Canada has a rich history of segregation. One need look no further than the Truth and Reconciliation Commission to understand the horrors enacted upon the original inhabitants of the land to understand why some are bitter towards the Canadian State.

Indeed Chinese labourers lived pure racism when building Canada’s trains (1/2 normal wages and a head tax for bringing their spouse) and Japanese Canadians were rounded up into concentration camps during World War Two.

These are all facts. There is no ‘but elsewhere it was worse.’ This is Canada’s national conversation and – may I argue – it is Canada’s opportunity.
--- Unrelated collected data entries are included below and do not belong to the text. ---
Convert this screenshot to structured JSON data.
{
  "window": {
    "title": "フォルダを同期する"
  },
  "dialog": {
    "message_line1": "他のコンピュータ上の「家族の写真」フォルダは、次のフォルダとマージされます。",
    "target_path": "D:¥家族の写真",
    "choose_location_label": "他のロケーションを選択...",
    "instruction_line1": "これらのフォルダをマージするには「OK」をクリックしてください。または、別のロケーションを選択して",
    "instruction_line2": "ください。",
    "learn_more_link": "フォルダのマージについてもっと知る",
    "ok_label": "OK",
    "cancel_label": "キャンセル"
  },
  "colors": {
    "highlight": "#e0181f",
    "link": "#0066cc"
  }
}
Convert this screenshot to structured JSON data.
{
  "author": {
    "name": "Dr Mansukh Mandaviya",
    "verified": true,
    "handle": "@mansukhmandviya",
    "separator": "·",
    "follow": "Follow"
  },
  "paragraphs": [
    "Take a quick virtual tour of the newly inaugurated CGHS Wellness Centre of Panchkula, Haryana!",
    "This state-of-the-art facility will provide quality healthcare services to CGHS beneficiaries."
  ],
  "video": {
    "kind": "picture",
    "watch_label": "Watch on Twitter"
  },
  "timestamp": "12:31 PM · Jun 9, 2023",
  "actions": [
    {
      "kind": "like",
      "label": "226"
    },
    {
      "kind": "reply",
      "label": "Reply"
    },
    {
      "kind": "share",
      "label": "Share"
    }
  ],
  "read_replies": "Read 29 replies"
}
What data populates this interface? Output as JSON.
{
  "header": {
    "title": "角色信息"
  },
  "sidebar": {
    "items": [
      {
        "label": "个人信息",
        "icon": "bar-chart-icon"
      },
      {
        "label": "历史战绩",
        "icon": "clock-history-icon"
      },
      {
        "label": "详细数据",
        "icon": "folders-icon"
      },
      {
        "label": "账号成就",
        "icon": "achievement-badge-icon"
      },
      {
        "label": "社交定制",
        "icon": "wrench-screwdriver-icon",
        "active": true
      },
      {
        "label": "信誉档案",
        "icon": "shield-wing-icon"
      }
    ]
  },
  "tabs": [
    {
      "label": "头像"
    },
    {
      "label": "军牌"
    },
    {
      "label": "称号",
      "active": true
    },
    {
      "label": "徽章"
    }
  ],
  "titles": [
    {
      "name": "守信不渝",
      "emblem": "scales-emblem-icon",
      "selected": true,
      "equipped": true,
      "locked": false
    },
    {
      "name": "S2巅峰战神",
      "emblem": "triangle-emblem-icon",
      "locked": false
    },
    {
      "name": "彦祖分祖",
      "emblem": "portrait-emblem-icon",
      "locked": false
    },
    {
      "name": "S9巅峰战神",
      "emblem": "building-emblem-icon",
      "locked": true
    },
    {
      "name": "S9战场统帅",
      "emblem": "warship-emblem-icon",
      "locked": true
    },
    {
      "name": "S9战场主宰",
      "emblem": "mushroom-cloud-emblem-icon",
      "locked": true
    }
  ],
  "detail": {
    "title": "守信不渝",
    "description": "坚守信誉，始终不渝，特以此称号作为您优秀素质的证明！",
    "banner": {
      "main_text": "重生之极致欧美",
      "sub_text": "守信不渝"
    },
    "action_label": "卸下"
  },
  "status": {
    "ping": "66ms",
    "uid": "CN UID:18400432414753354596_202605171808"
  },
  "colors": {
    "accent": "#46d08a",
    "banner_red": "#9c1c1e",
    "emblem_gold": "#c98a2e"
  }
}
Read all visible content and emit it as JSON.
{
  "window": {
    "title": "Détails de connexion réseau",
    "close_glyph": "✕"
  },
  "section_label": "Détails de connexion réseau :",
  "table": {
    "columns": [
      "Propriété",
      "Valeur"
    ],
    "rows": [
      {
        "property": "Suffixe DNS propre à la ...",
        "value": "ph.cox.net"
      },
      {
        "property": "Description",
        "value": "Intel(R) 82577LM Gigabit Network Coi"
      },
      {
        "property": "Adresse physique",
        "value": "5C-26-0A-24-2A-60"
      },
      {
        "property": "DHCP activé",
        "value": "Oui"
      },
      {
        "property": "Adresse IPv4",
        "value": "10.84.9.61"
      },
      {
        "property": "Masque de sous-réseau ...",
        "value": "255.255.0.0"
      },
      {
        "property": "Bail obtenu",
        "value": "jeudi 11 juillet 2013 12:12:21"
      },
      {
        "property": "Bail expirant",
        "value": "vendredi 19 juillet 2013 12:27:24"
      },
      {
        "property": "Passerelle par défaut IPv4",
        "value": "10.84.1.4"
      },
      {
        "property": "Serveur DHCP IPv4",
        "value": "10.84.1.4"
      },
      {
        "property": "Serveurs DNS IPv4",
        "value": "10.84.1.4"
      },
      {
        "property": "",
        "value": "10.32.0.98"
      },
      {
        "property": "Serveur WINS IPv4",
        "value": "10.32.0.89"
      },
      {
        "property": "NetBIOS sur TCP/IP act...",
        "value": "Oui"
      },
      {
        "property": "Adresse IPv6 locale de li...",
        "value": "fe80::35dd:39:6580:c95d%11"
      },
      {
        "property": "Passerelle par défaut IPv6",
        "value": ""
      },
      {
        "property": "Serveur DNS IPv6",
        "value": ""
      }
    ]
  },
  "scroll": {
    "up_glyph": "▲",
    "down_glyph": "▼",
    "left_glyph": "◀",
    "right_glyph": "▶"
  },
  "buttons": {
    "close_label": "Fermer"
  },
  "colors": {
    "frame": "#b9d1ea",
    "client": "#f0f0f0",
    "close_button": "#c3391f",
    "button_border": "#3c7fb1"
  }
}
Denying past is a nationalist-populist tool. When one speaks of ‘freedom,’ ‘liberty,’ ‘rights,’ etc, what does that mean? At the very least, in must be an argument for true and equal access to opportunity. To feel safe to walk down the street and not to be judged for something beyond one’s control.

To clarify, beyond one’s control is quite simple; ethnicity, gender, sexual orientation or gender identification, place of birth, economic status at birth, height, disability – really anything one is born into.

The rest is up for debate. Faith, inheritance, kindness, respect, responsibility, work ethic … please do not mistake tolerance and judgement. If you somehow feel you are owed something, have a good look around. This call for equality in no way precludes personal responsibility – it honours it!

The chattel enslavement of the colonial period may be the greatest of many great crimes in human history. France banned it on it’s home territory, but became rich from slave labour abroad. By 1794 slavery was banned across the French Empire, until Napoleon tried to bring it back.

The British Empire finally moved beyond enslavement in the 1830’s but remained involved at many economic levels. The institution caused the most violent war in US history in the 1860’s. Cuba and then Brazil carried on buying and selling people until nearly the 1900’s.

There is a fairly common meme floating about that goes; “no one who was enslaved or owned a slave is any longer alive, so get over it….” If only it were that simple.

Segregation in many forms has existed legally into my lifetime in places I have lived (in Canadian residential schools and in Northern Ireland voting rights).

I like the new $10 note because it made me read – or rather reread – some of this history. If we do not know where we have come from, we will not know where we are going.

Understanding how recently all of this injustice has been part of our social fabric should help in understanding current divisions in our society.

We try to use the ‘smell test.’ If is smells like intolerance, it probably is.